If you’re new to AI you’ll need to be careful about departing from norms, since this might attract undue attention and distract from promising outcomes. Remember Peter Drucker’s quote about culture eating strategy for breakfast? Going rogue is risky.

On the other hand, positioning AI as disruptive and evolutionary can do wonders for both the external brand as well as internal employee morale, assuring constituents that the company is committed to innovation, and considers emerging tech to be strategic.

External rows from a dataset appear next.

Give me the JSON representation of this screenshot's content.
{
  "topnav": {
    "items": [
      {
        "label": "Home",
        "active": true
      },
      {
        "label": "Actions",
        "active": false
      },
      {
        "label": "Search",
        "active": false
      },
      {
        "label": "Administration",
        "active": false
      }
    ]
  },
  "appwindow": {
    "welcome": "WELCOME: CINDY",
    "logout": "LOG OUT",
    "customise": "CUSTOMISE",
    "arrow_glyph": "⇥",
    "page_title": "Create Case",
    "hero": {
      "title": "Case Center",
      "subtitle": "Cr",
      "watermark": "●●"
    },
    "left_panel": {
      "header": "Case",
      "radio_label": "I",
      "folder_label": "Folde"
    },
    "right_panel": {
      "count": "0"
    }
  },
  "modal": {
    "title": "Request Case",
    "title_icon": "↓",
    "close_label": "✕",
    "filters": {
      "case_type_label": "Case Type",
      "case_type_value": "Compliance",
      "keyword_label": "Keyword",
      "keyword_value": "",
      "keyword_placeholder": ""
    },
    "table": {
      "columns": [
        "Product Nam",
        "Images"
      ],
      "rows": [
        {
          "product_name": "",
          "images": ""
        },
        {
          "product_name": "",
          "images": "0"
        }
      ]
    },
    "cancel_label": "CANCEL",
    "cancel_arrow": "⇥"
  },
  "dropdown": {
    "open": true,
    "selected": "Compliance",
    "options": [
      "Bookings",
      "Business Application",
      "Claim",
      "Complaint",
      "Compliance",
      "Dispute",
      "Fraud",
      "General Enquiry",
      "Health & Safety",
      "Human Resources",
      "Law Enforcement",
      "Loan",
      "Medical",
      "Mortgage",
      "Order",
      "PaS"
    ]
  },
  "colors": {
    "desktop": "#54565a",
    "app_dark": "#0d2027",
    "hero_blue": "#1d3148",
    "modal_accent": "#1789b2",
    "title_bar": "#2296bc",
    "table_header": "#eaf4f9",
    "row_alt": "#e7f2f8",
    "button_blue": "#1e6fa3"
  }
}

Either way, the most important success measures for AI are setting accurate expectations, sharing them often, and addressing questions and concerns without delay.

Considerations:

  • Distribute a high-level delivery schedule. An unbounded research project is not enough. Be sure you’re building something—AI experts agree that execution matters—and be clear about the delivery plan.
  • Help colleagues envision the benefits. Does AI promise first mover advantage? Significant cost reductions? Brand awareness?
  • Explain enough to color in the goal. Building a convolutional neural network to diagnose skin lesions via image scans is a world away from using unsupervised learning to discover unanticipated correlations between customer segments. As one of my clients says, “Don’t let the vague in.”

These days AI has mojo. Companies are getting serious about it in a way they haven’t been before. And the more your executives understand about how it will be deployed—and why—the better the chances for delivering ongoing value.